The subject line pretty much says it all. All that’s left from my fun bought with the dreaded “What’s Going Around Work” is a residual cough. Which doesn’t bother me much except early in the morning or as I go to bed.
So what’s the deal with that? Does the cooler night air exacerbate lung problems? Do you have mucus build up in your lungs as you sleep?
I’ve also found that the supine position of sleeping exacerbates things considerably.
However, sometimes I find that sleeping is not a factor. I’m fighting off a bad UR infection myself (seems to have more punch than a cold). I’ve found that I feel OK during the workday, but get miserable pretty quickly after returning home. Maybe there’s something in the apartment that’s aggravating things (something that wasn’t bothering me 3 weeks ago?).
Not a doc even in the slightest, but my SO’s recent trip to the emergency room due to a lovely nighttime asthma attack taught me that the rise and fall of certain hormone levels throughout a 24 hour period plays a large part in various muscle groups contraction/relaxation (they were that vague with me, yes), which can cause more coughing, symptoms of sicknesses, etc.

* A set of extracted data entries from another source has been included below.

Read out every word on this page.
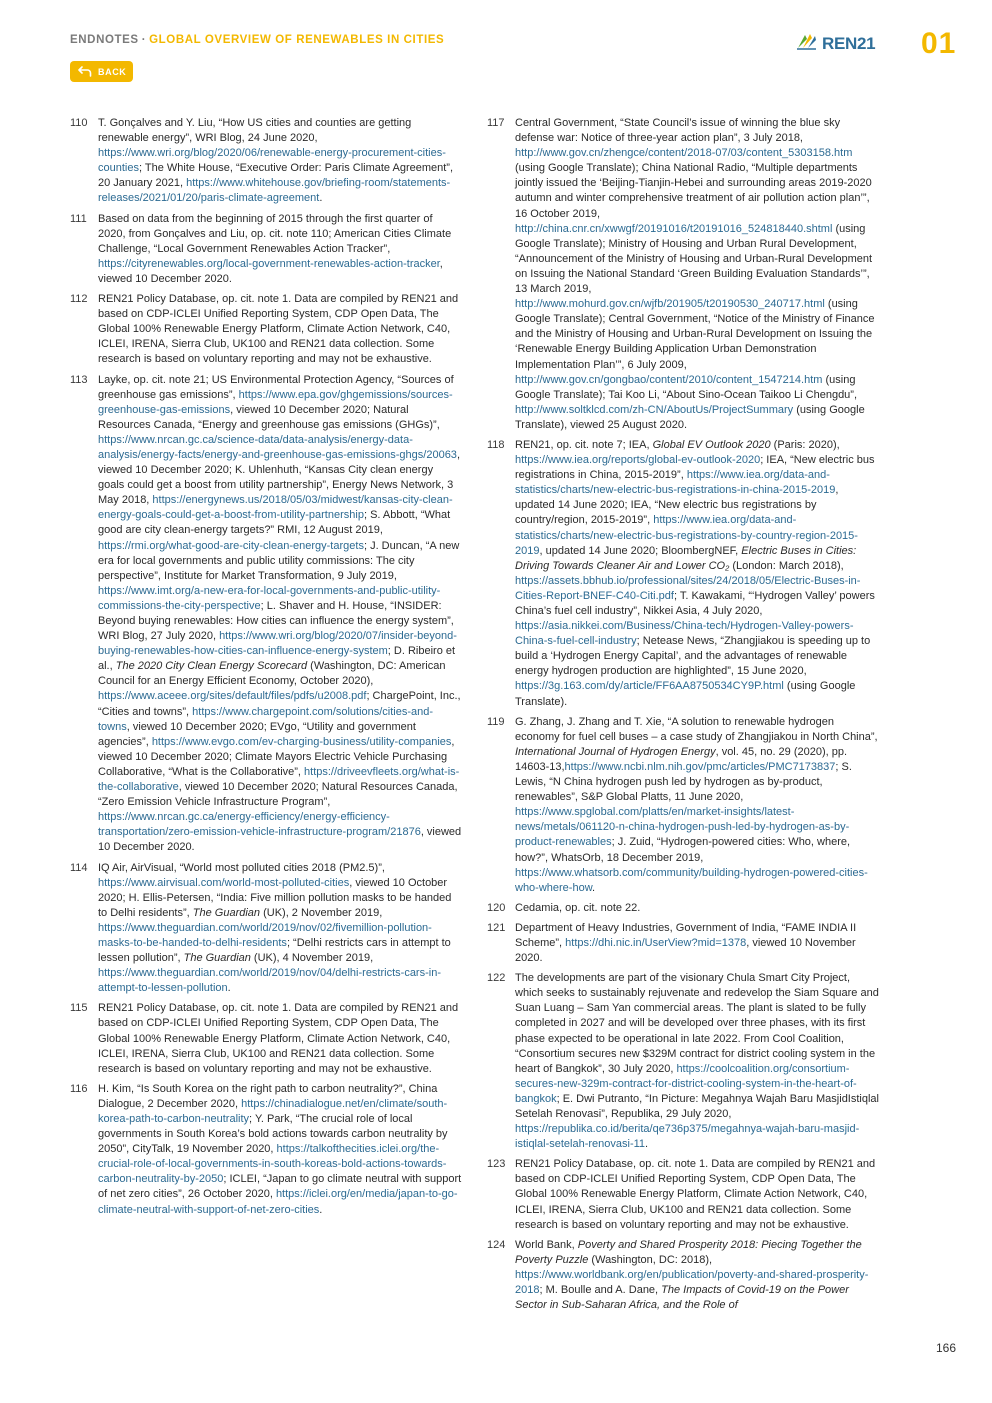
ENDNOTES · GLOBAL OVERVIEW OF RENEWABLES IN CITIES
BACK
REN21 01
110 T. Gonçalves and Y. Liu, “How US cities and counties are getting renewable energy”, WRI Blog, 24 June 2020, https://www.wri.org/blog/2020/06/renewable-energy-procurement-cities-counties; The White House, “Executive Order: Paris Climate Agreement”, 20 January 2021, https://www.whitehouse.gov/briefing-room/statements-releases/2021/01/20/paris-climate-agreement.
111	Based on data from the beginning of 2015 through the first quarter of 2020, from Gonçalves and Liu, op. cit. note 110; American Cities Climate Challenge, “Local Government Renewables Action Tracker”, https://cityrenewables.org/local-government-renewables-action-tracker, viewed 10 December 2020.
112 REN21 Policy Database, op. cit. note 1. Data are compiled by REN21 and based on CDP-ICLEI Unified Reporting System, CDP Open Data, The Global 100% Renewable Energy Platform, Climate Action Network, C40, ICLEI, IRENA, Sierra Club, UK100 and REN21 data collection. Some research is based on voluntary reporting and may not be exhaustive.
113 Layke, op. cit. note 21; US Environmental Protection Agency, “Sources of greenhouse gas emissions”, https://www.epa.gov/ghgemissions/sources-greenhouse-gas-emissions, viewed 10 December 2020; Natural Resources Canada, “Energy and greenhouse gas emissions (GHGs)”, https://www.nrcan.gc.ca/science-data/data-analysis/energy-data-analysis/energy-facts/energy-and-greenhouse-gas-emissions-ghgs/20063, viewed 10 December 2020; K. Uhlenhuth, “Kansas City clean energy goals could get a boost from utility partnership”, Energy News Network, 3 May 2018, https://energynews.us/2018/05/03/midwest/kansas-city-clean-energy-goals-could-get-a-boost-from-utility-partnership; S. Abbott, “What good are city clean-energy targets?” RMI, 12 August 2019, https://rmi.org/what-good-are-city-clean-energy-targets; J. Duncan, “A new era for local governments and public utility commissions: The city perspective”, Institute for Market Transformation, 9 July 2019, https://www.imt.org/a-new-era-for-local-governments-and-public-utility-commissions-the-city-perspective; L. Shaver and H. House, “INSIDER: Beyond buying renewables: How cities can influence the energy system”, WRI Blog, 27 July 2020, https://www.wri.org/blog/2020/07/insider-beyond-buying-renewables-how-cities-can-influence-energy-system; D. Ribeiro et al., The 2020 City Clean Energy Scorecard (Washington, DC: American Council for an Energy Efficient Economy, October 2020), https://www.aceee.org/sites/default/files/pdfs/u2008.pdf; ChargePoint, Inc., “Cities and towns”, https://www.chargepoint.com/solutions/cities-and-towns, viewed 10 December 2020; EVgo, “Utility and government agencies”, https://www.evgo.com/ev-charging-business/utility-companies, viewed 10 December 2020; Climate Mayors Electric Vehicle Purchasing Collaborative, “What is the Collaborative”, https://driveevfleets.org/what-is-the-collaborative, viewed 10 December 2020; Natural Resources Canada, “Zero Emission Vehicle Infrastructure Program”, https://www.nrcan.gc.ca/energy-efficiency/energy-efficiency-transportation/zero-emission-vehicle-infrastructure-program/21876, viewed 10 December 2020.
114 IQ Air, AirVisual, “World most polluted cities 2018 (PM2.5)”, https://www.airvisual.com/world-most-polluted-cities, viewed 10 October 2020; H. Ellis-Petersen, “India: Five million pollution masks to be handed to Delhi residents”, The Guardian (UK), 2 November 2019, https://www.theguardian.com/world/2019/nov/02/fivemillion-pollution-masks-to-be-handed-to-delhi-residents; “Delhi restricts cars in attempt to lessen pollution”, The Guardian (UK), 4 November 2019, https://www.theguardian.com/world/2019/nov/04/delhi-restricts-cars-in-attempt-to-lessen-pollution.
115 REN21 Policy Database, op. cit. note 1. Data are compiled by REN21 and based on CDP-ICLEI Unified Reporting System, CDP Open Data, The Global 100% Renewable Energy Platform, Climate Action Network, C40, ICLEI, IRENA, Sierra Club, UK100 and REN21 data collection. Some research is based on voluntary reporting and may not be exhaustive.
116 H. Kim, “Is South Korea on the right path to carbon neutrality?”, China Dialogue, 2 December 2020, https://chinadialogue.net/en/climate/south-korea-path-to-carbon-neutrality; Y. Park, “The crucial role of local governments in South Korea’s bold actions towards carbon neutrality by 2050”, CityTalk, 19 November 2020, https://talkofthecities.iclei.org/the-crucial-role-of-local-governments-in-south-koreas-bold-actions-towards-carbon-neutrality-by-2050; ICLEI, “Japan to go climate neutral with support of net zero cities”, 26 October 2020, https://iclei.org/en/media/japan-to-go-climate-neutral-with-support-of-net-zero-cities.
117 Central Government, “State Council’s issue of winning the blue sky defense war: Notice of three-year action plan”, 3 July 2018, http://www.gov.cn/zhengce/content/2018-07/03/content_5303158.htm (using Google Translate); China National Radio, “Multiple departments jointly issued the ‘Beijing-Tianjin-Hebei and surrounding areas 2019-2020 autumn and winter comprehensive treatment of air pollution action plan’”, 16 October 2019, http://china.cnr.cn/xwwgf/20191016/t20191016_524818440.shtml (using Google Translate); Ministry of Housing and Urban Rural Development, “Announcement of the Ministry of Housing and Urban-Rural Development on Issuing the National Standard ‘Green Building Evaluation Standards’”, 13 March 2019, http://www.mohurd.gov.cn/wjfb/201905/t20190530_240717.html (using Google Translate); Central Government, “Notice of the Ministry of Finance and the Ministry of Housing and Urban-Rural Development on Issuing the ‘Renewable Energy Building Application Urban Demonstration Implementation Plan’”, 6 July 2009, http://www.gov.cn/gongbao/content/2010/content_1547214.htm (using Google Translate); Tai Koo Li, “About Sino-Ocean Taikoo Li Chengdu”, http://www.soltklcd.com/zh-CN/AboutUs/ProjectSummary (using Google Translate), viewed 25 August 2020.
118 REN21, op. cit. note 7; IEA, Global EV Outlook 2020 (Paris: 2020), https://www.iea.org/reports/global-ev-outlook-2020; IEA, “New electric bus registrations in China, 2015-2019”, https://www.iea.org/data-and-statistics/charts/new-electric-bus-registrations-in-china-2015-2019, updated 14 June 2020; IEA, “New electric bus registrations by country/region, 2015-2019”, https://www.iea.org/data-and-statistics/charts/new-electric-bus-registrations-by-country-region-2015-2019, updated 14 June 2020; BloombergNEF, Electric Buses in Cities: Driving Towards Cleaner Air and Lower CO₂ (London: March 2018), https://assets.bbhub.io/professional/sites/24/2018/05/Electric-Buses-in-Cities-Report-BNEF-C40-Citi.pdf; T. Kawakami, “‘Hydrogen Valley’ powers China’s fuel cell industry”, Nikkei Asia, 4 July 2020, https://asia.nikkei.com/Business/China-tech/Hydrogen-Valley-powers-China-s-fuel-cell-industry; Netease News, “Zhangjiakou is speeding up to build a ‘Hydrogen Energy Capital’, and the advantages of renewable energy hydrogen production are highlighted”, 15 June 2020, https://3g.163.com/dy/article/FF6AA8750534CY9P.html (using Google Translate).
119 G. Zhang, J. Zhang and T. Xie, “A solution to renewable hydrogen economy for fuel cell buses – a case study of Zhangjiakou in North China”, International Journal of Hydrogen Energy, vol. 45, no. 29 (2020), pp. 14603-13,https://www.ncbi.nlm.nih.gov/pmc/articles/PMC7173837; S. Lewis, “N China hydrogen push led by hydrogen as by-product, renewables”, S&P Global Platts, 11 June 2020, https://www.spglobal.com/platts/en/market-insights/latest-news/metals/061120-n-china-hydrogen-push-led-by-hydrogen-as-by-product-renewables; J. Zuid, “Hydrogen-powered cities: Who, where, how?”, WhatsOrb, 18 December 2019, https://www.whatsorb.com/community/building-hydrogen-powered-cities-who-where-how.
120 Cedamia, op. cit. note 22.
121 Department of Heavy Industries, Government of India, “FAME INDIA II Scheme”, https://dhi.nic.in/UserView?mid=1378, viewed 10 November 2020.
122 The developments are part of the visionary Chula Smart City Project, which seeks to sustainably rejuvenate and redevelop the Siam Square and Suan Luang – Sam Yan commercial areas. The plant is slated to be fully completed in 2027 and will be developed over three phases, with its first phase expected to be operational in late 2022. From Cool Coalition, “Consortium secures new $329M contract for district cooling system in the heart of Bangkok”, 30 July 2020, https://coolcoalition.org/consortium-secures-new-329m-contract-for-district-cooling-system-in-the-heart-of-bangkok; E. Dwi Putranto, “In Picture: Megahnya Wajah Baru MasjidIstiqlal Setelah Renovasi”, Republika, 29 July 2020, https://republika.co.id/berita/qe736p375/megahnya-wajah-baru-masjid-istiqlal-setelah-renovasi-11.
123 REN21 Policy Database, op. cit. note 1. Data are compiled by REN21 and based on CDP-ICLEI Unified Reporting System, CDP Open Data, The Global 100% Renewable Energy Platform, Climate Action Network, C40, ICLEI, IRENA, Sierra Club, UK100 and REN21 data collection. Some research is based on voluntary reporting and may not be exhaustive.
124 World Bank, Poverty and Shared Prosperity 2018: Piecing Together the Poverty Puzzle (Washington, DC: 2018), https://www.worldbank.org/en/publication/poverty-and-shared-prosperity-2018; M. Boulle and A. Dane, The Impacts of Covid-19 on the Power Sector in Sub-Saharan Africa, and the Role of
166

Googling “asthma nighttime” seems to lend some confirmation to that.
I’ve heard in general that your immune system is weaker in the morning; maybe this is why. I’m over my bad cold from last week, but I’m still waking up with a sore throat every day.
Is the air in the house too dry? I’ve been using a humidifier this winter and I am amazed that I haven’t once gotten up with a sore throat and don’t have itchy skin.
First, here’s a description from my 8th grade Health teacher, 1961. “Your lungs and your windpipe are lined with tiny hairlike cilia, which are covered in mucus. They try to keep dust and other nasties out of your lungs. When your lungs are tortured by a cold or smoking, there is extra mucus. When you go from vertical to lying down, mucus from one side of your windpipe (trachea) sags across the tube in little stalactites. When they reach the low side, it tickles the cilia there, and you cough.”
“When you’ve been sleeping, and you get up, those gooey strings of mucus fall back to vertical. When they do, they tickle the cilia again, and you cough.”
Since 1961, we have learned a lot about dust mites, which live in your bedsheets and eat your dead skin cells. The dust mite poop is extremely irritating to your breathing system from bedtime to morning. Do you cough in your sleep? How would you know? You’re asleep.
Some good plausible answers here. Also informative is that many people, including myself, have nasal-passage deformities (deviated septum, spur, etc.) and hence tend to be mouthbreathers during sleep. The drier air in turn tends to spur the production of mucus, leading to congestion upon awakening and during the period of drifting off to sleep.
Coughing and sometimes just the urge to cough wakes me up.
I’d guess that one’s metabolic rate is lower during sleep, therefore the lungs’ cilia are less active. The cilia aren’t doing their job as effectively, so mucus accumulates resulting in the urge to cough.
Doesn’t look like this has been resolved, and since I’ve wondered about this all my life, I’m going to bump it and hope a doctor might still take a crack at it.